Scotiabank exceeds estimates on residential, business loans

Investments pay off as gains in mortgage and business lending boost Q2 earnings

Scotiabank exceeds estimates on residential, business loans

Bank of Nova Scotia’s recent investments in its Canadian business are paying off as gains in mortgage and business lending helped fiscal second-quarter earnings top analysts’ estimates.

Profit in the Canadian banking unit rose 94% to C$927 million ($769 million) in the three months through April, the Toronto-based lender said Tuesday.

Scotiabank has invested in technology and employees in its Canadian commercial lending business, helping spur a 3.5% increase in business and government loan balances from the first quarter. Canada’s strong housing market fueled a 1.6% gain in residential mortgages.

Scotiabank had a “good domestic performance” and “impressive commercial loan growth” last quarter, Gabriel Dechaine, an analyst at National Bank of Canada, said in a note to clients.

With vaccination campaigns gaining traction, Canada’s biggest banks have dramatically reduced or even released some of their provisions for potentially souring loans, and Scotiabank was no exception. The lender set aside C$496 million in provisions for credit losses, down from C$1.85 billion a year earlier and below analysts’ C$710.2 million average estimate.
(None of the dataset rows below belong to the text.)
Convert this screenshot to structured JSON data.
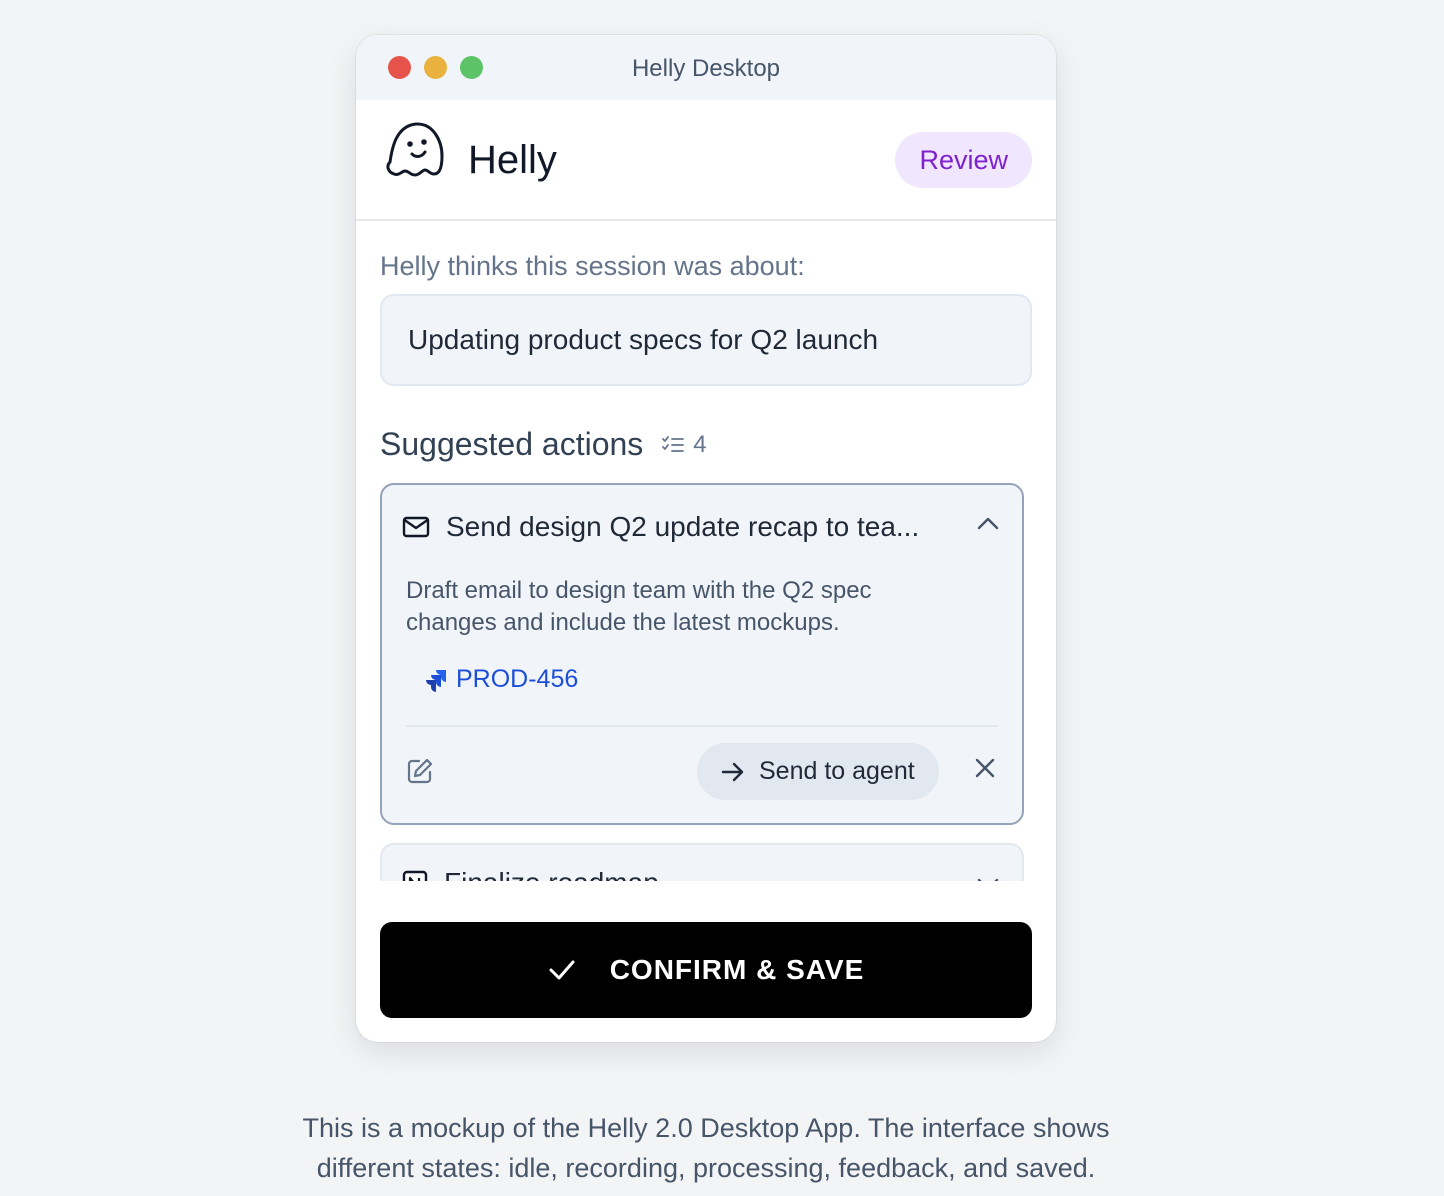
{
  "window": {
    "title": "Helly Desktop"
  },
  "header": {
    "app_name": "Helly",
    "status_badge": "Review"
  },
  "session": {
    "label": "Helly thinks this session was about:",
    "summary": "Updating product specs for Q2 launch"
  },
  "actions": {
    "title": "Suggested actions",
    "count": "4",
    "items": [
      {
        "title": "Send design Q2 update recap to tea...",
        "icon": "mail-icon",
        "description": "Draft email to design team with the Q2 spec changes and include the latest mockups.",
        "ticket": "PROD-456",
        "send_label": "Send to agent"
      },
      {
        "title": "Finalize roadmap",
        "icon": "notion-icon"
      }
    ]
  },
  "confirm_label": "CONFIRM & SAVE",
  "caption": {
    "line1": "This is a mockup of the Helly 2.0 Desktop App. The interface shows",
    "line2": "different states: idle, recording, processing, feedback, and saved."
  },
  "colors": {
    "badge_bg": "#f0e6fd",
    "badge_text": "#7e22ce",
    "ticket_link": "#1d4ed8",
    "confirm_bg": "#000000"
  }
}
Scotiabank’s total net income rose 85% to C$2.46 billion, or C$1.88 a share. Excluding some items, profit was C$1.90 a share. Analysts estimated C$1.76, on average. That rounded out a quarter in which all of Canada’s six largest banks posted adjusted profits that topped analysts’ projections.

Scotiabank’s shares were little changed at C$80.64 at 9:45 a.m. in Toronto. The stock has gained 17% this year, compared with a 23% advance for the S&P/TSX Commercial Banks Index.

Controlling costs has been a focus for the bank, and it showed continued progress on that front in the second quarter, with non-interest expenses falling 7.4% to C$4.04 billion.

Scotiabank also is making headway in bringing back its Latin America-focused international unit. Profit from the business more than doubled to C$507 million in the second quarter, following an 18% drop from a year earlier in the previous three months.